Prayer is the ongoing transaction between us and God, mediated or spurred on by the Holy Spirit, with Jesus at the right hand of the Father interceding on our behalf. The Holy Spirit is the cutter. He makes sure the ball gets into the basket. Jesus is our elder brother who puts his seal of approval on us.
Satisfaction should come from the richness of the relationship, the fact that we share time and interchange thought, the fact that I can bask in his presence and he can complete whatever work he desires in and through me. Or just maybe make me smile from deep down in my soul as he assures me I’m his daughter.
In prayer I acknowledge his grace of which I am a joyous recipient; celebrate his greatness, submit to his majesty, surrender my will, accept my call for the season or for the day. And there’s no perfect time of day except the time we spend together. And there’s no perfect length of time except that it should be difficult to turn my attention away. And there’s no perfect way to spend the time except whatever God ordains for those moments.
And we are right to be daunted by the whole process of prayer with its mystery and its majesty.
Experiments conducted years ago on the power of prayer reveal that even when doctors and patients were unaware that they were being prayed for, patients experienced more successful outcomes than those in the control group who were not being prayed for.
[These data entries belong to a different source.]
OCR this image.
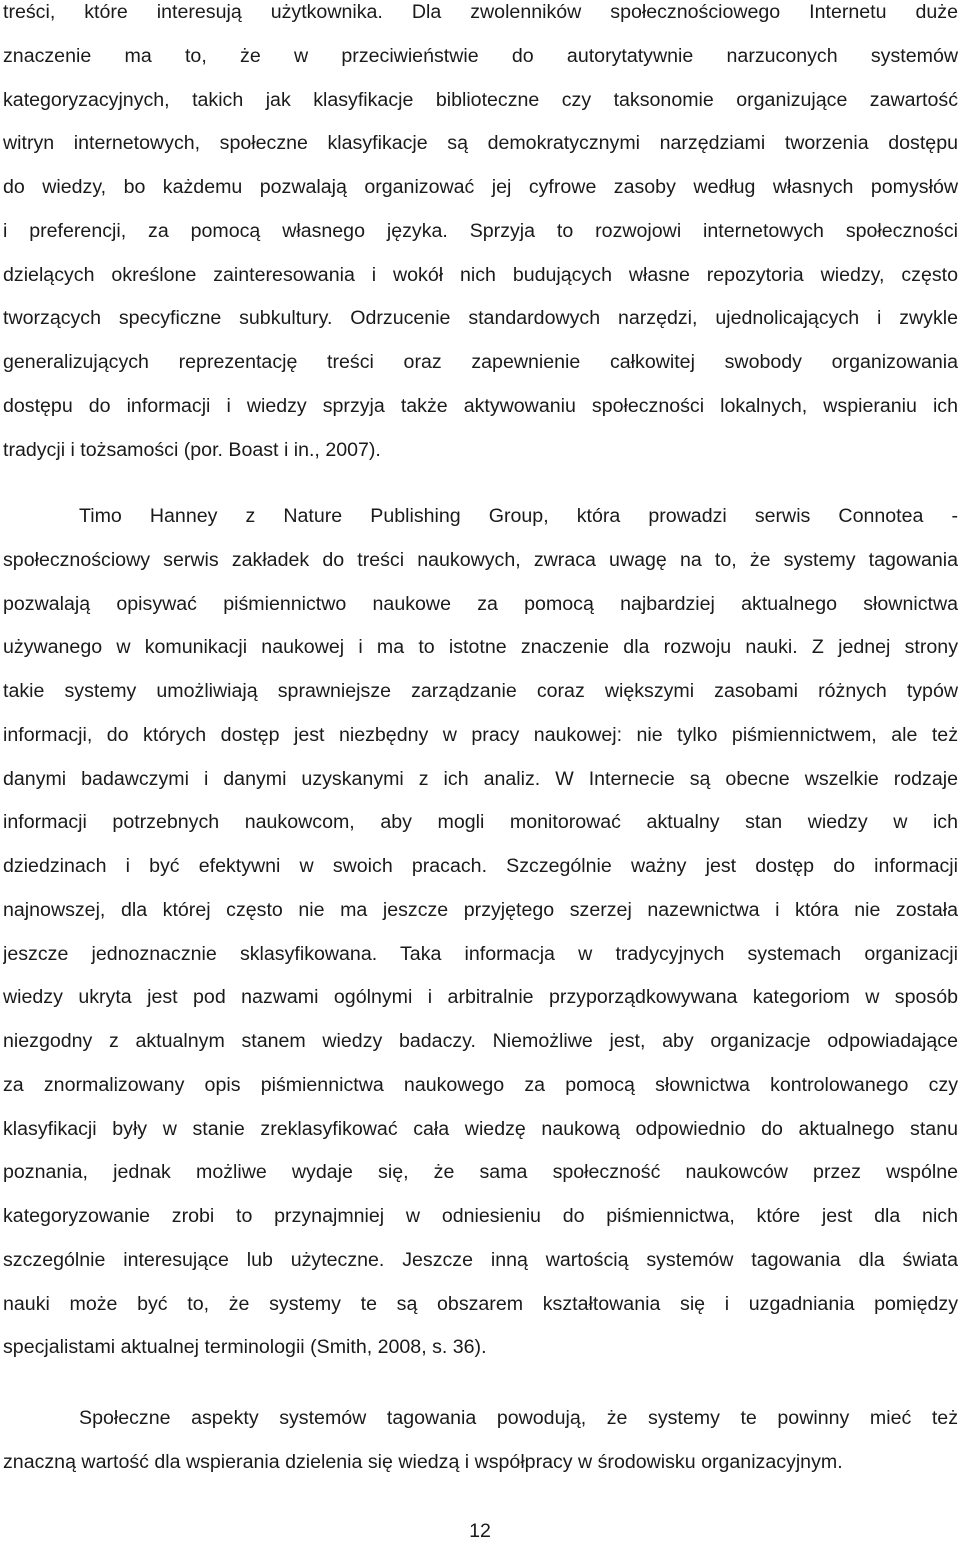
treści, które interesują użytkownika. Dla zwolenników społecznościowego Internetu duże
znaczenie ma to, że w przeciwieństwie do autorytatywnie narzuconych systemów
kategoryzacyjnych, takich jak klasyfikacje biblioteczne czy taksonomie organizujące zawartość
witryn internetowych, społeczne klasyfikacje są demokratycznymi narzędziami tworzenia dostępu
do wiedzy, bo każdemu pozwalają organizować jej cyfrowe zasoby według własnych pomysłów
i preferencji, za pomocą własnego języka. Sprzyja to rozwojowi internetowych społeczności
dzielących określone zainteresowania i wokół nich budujących własne repozytoria wiedzy, często
tworzących specyficzne subkultury. Odrzucenie standardowych narzędzi, ujednolicających i zwykle
generalizujących reprezentację treści oraz zapewnienie całkowitej swobody organizowania
dostępu do informacji i wiedzy sprzyja także aktywowaniu społeczności lokalnych, wspieraniu ich
tradycji i tożsamości (por. Boast i in., 2007).
Timo Hanney z Nature Publishing Group, która prowadzi serwis Connotea -
społecznościowy serwis zakładek do treści naukowych, zwraca uwagę na to, że systemy tagowania
pozwalają opisywać piśmiennictwo naukowe za pomocą najbardziej aktualnego słownictwa
używanego w komunikacji naukowej i ma to istotne znaczenie dla rozwoju nauki. Z jednej strony
takie systemy umożliwiają sprawniejsze zarządzanie coraz większymi zasobami różnych typów
informacji, do których dostęp jest niezbędny w pracy naukowej: nie tylko piśmiennictwem, ale też
danymi badawczymi i danymi uzyskanymi z ich analiz. W Internecie są obecne wszelkie rodzaje
informacji potrzebnych naukowcom, aby mogli monitorować aktualny stan wiedzy w ich
dziedzinach i być efektywni w swoich pracach. Szczególnie ważny jest dostęp do informacji
najnowszej, dla której często nie ma jeszcze przyjętego szerzej nazewnictwa i która nie została
jeszcze jednoznacznie sklasyfikowana. Taka informacja w tradycyjnych systemach organizacji
wiedzy ukryta jest pod nazwami ogólnymi i arbitralnie przyporządkowywana kategoriom w sposób
niezgodny z aktualnym stanem wiedzy badaczy. Niemożliwe jest, aby organizacje odpowiadające
za znormalizowany opis piśmiennictwa naukowego za pomocą słownictwa kontrolowanego czy
klasyfikacji były w stanie zreklasyfikować cała wiedzę naukową odpowiednio do aktualnego stanu
poznania, jednak możliwe wydaje się, że sama społeczność naukowców przez wspólne
kategoryzowanie zrobi to przynajmniej w odniesieniu do piśmiennictwa, które jest dla nich
szczególnie interesujące lub użyteczne. Jeszcze inną wartością systemów tagowania dla świata
nauki może być to, że systemy te są obszarem kształtowania się i uzgadniania pomiędzy
specjalistami aktualnej terminologii (Smith, 2008, s. 36).
Społeczne aspekty systemów tagowania powodują, że systemy te powinny mieć też
znaczną wartość dla wspierania dzielenia się wiedzą i współpracy w środowisku organizacyjnym.
12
Prayer accomplishes feats our minds can’t even imagine, can’t even fathom although we ask for them. People we pray for with the expectation that they live, die. People we pray for with submission to their transition, live.
In the midst of life’s contradictions, we continue to wonder why bad things happen to good people and vice versa. We continue to wonder why babies are born only to die soon after. So many of our questions go unanswered regardless of our prayer. We’re mere humans and God’s ways are not our ways. And often we attribute to God’s hand those things our own evil rebellion hath wrought through systems that perpetuate injustice and cruelty without measure.
I believe if we can think of prayer as relationship transaction rather than requests submitted, answers received, yes or no; if we can embrace that prayer begins with the Lord and pulls us in, then we can relax and let God do his own thing in his own way according to his own timeline.